We also had the translated subtitles on screen so that we could understand what the Johnny Foreigner ones who refused to sing in English were singing about, quite frankly I wish we hadn't bothered as the translations all turned out to be the same song with a few words re-arranged here and there, except Irelands song, which finished 24th out of 24and consisted of a crazy looking female singing about springtime and talking to flowers, if she wasn't popping LSD tablets before during and after the competition then I'll eat my hat.

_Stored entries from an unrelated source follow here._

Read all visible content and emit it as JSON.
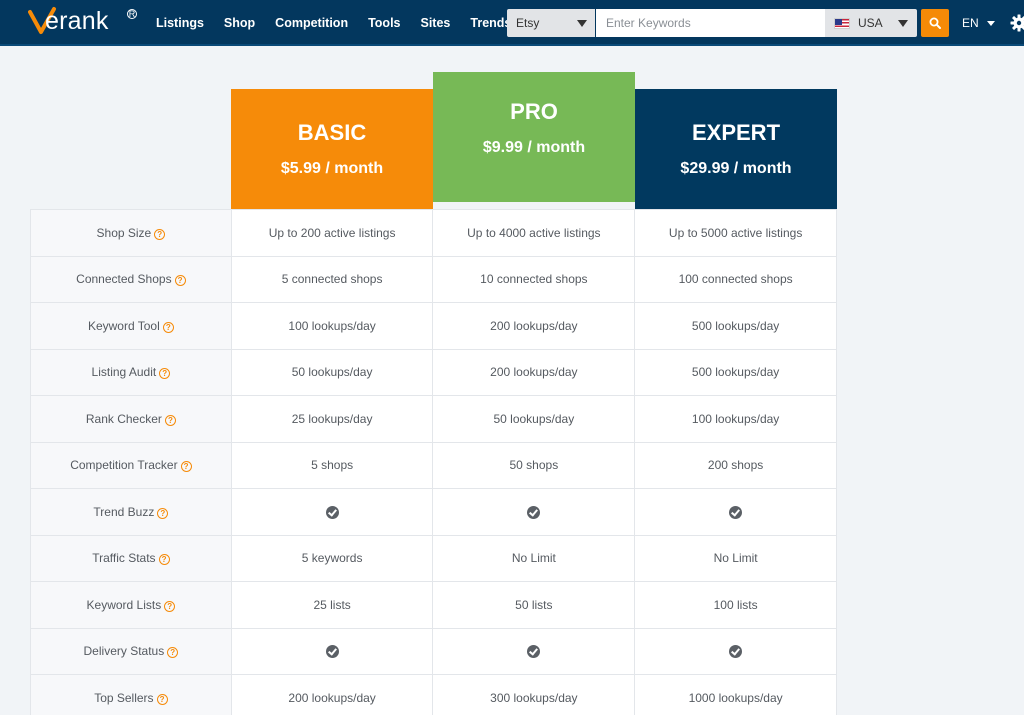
{
  "nav": {
    "brand": "erank",
    "links": [
      "Listings",
      "Shop",
      "Competition",
      "Tools",
      "Sites",
      "Trends"
    ],
    "platform": "Etsy",
    "search_placeholder": "Enter Keywords",
    "country": "USA",
    "language": "EN",
    "colors": {
      "bar": "#03375e",
      "accent": "#f58a07"
    }
  },
  "plans": [
    {
      "name": "BASIC",
      "price": "$5.99 / month",
      "color": "#f68b09"
    },
    {
      "name": "PRO",
      "price": "$9.99 / month",
      "color": "#77b956"
    },
    {
      "name": "EXPERT",
      "price": "$29.99 / month",
      "color": "#01395f"
    }
  ],
  "features": [
    {
      "name": "Shop Size",
      "basic": "Up to 200 active listings",
      "pro": "Up to 4000 active listings",
      "expert": "Up to 5000 active listings"
    },
    {
      "name": "Connected Shops",
      "basic": "5 connected shops",
      "pro": "10 connected shops",
      "expert": "100 connected shops"
    },
    {
      "name": "Keyword Tool",
      "basic": "100 lookups/day",
      "pro": "200 lookups/day",
      "expert": "500 lookups/day"
    },
    {
      "name": "Listing Audit",
      "basic": "50 lookups/day",
      "pro": "200 lookups/day",
      "expert": "500 lookups/day"
    },
    {
      "name": "Rank Checker",
      "basic": "25 lookups/day",
      "pro": "50 lookups/day",
      "expert": "100 lookups/day"
    },
    {
      "name": "Competition Tracker",
      "basic": "5 shops",
      "pro": "50 shops",
      "expert": "200 shops"
    },
    {
      "name": "Trend Buzz",
      "basic": "check-icon",
      "pro": "check-icon",
      "expert": "check-icon"
    },
    {
      "name": "Traffic Stats",
      "basic": "5 keywords",
      "pro": "No Limit",
      "expert": "No Limit"
    },
    {
      "name": "Keyword Lists",
      "basic": "25 lists",
      "pro": "50 lists",
      "expert": "100 lists"
    },
    {
      "name": "Delivery Status",
      "basic": "check-icon",
      "pro": "check-icon",
      "expert": "check-icon"
    },
    {
      "name": "Top Sellers",
      "basic": "200 lookups/day",
      "pro": "300 lookups/day",
      "expert": "1000 lookups/day"
    }
  ]
}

Jodie noticed pretty quickly that the translated lyrics in Johnny Foreigners songs didn't rhyme, so they must be crap then, and whilst I couldn't disagree that they were crap it took some explaining to convince her that the lyrics probably rhymed in the original Johnny Foreigner language but didn't necessarily have to rhyme when translated into English - we both ended up agreeing that it was crap anyway.

The UK entry was by a singing group (I use the word "singing" with caution) who were so bad that they were disbanded by their record company some years ago and then reformed recently when said record company realised that the BBC were looking for a really bad singing group to enter into Eurovision.

If you have never seen "Scooch" then consider your self lucky and under no circumstances go searching for them on YouTube, your life will never be the same after plunging to the depths of poorness that is Scooch. Imagine the sort of singing group that you see performing on a very bad childrens TV programme, the sort that is aimed at the under 3's and thankfuly televised while the rest of the world is either at work or asleep at 7am on a saturday morning - dayglo outifts, perma-fixed smiles, a general air of squeaky-cleanliness but with the obligatory extremely camp member who makes cheeky quips and innuendos for the parents to giggle to, yes they really are/were that bad.

The UK would have faired much better if they had entered the singing kids from Seseme Street.

However its over for another year and I still have the headache this morning, its a mistake that I will not make again next year and I have already marked in my diary to ensure that next May I am in Umslobogoland with a reporter from OK! magazine picking out a small black child from an orphanage there, whilst smiling with a Scooch-stylee perma-fix smile.

PS - The BBC, who we citizens actually pay good money to present this trash to us, feel so moved by the whole eurovision thing that they have posted a series of photos on their web site today - view with caution for Scooch are in there somewhere.

2 comments:

Anonymous said...

It's a shame you didn't stay up for the results. As England slipped further and further behind the leaders Terry Wogan began bemoaning what he termed "Eastern block voting" - no pun intended, I greatly fear.

Gary said...

I couldn't bear it any longer, it was as bad as I always remembered it to be and when Terry Wogan gives the job up then christ knows what they'll do.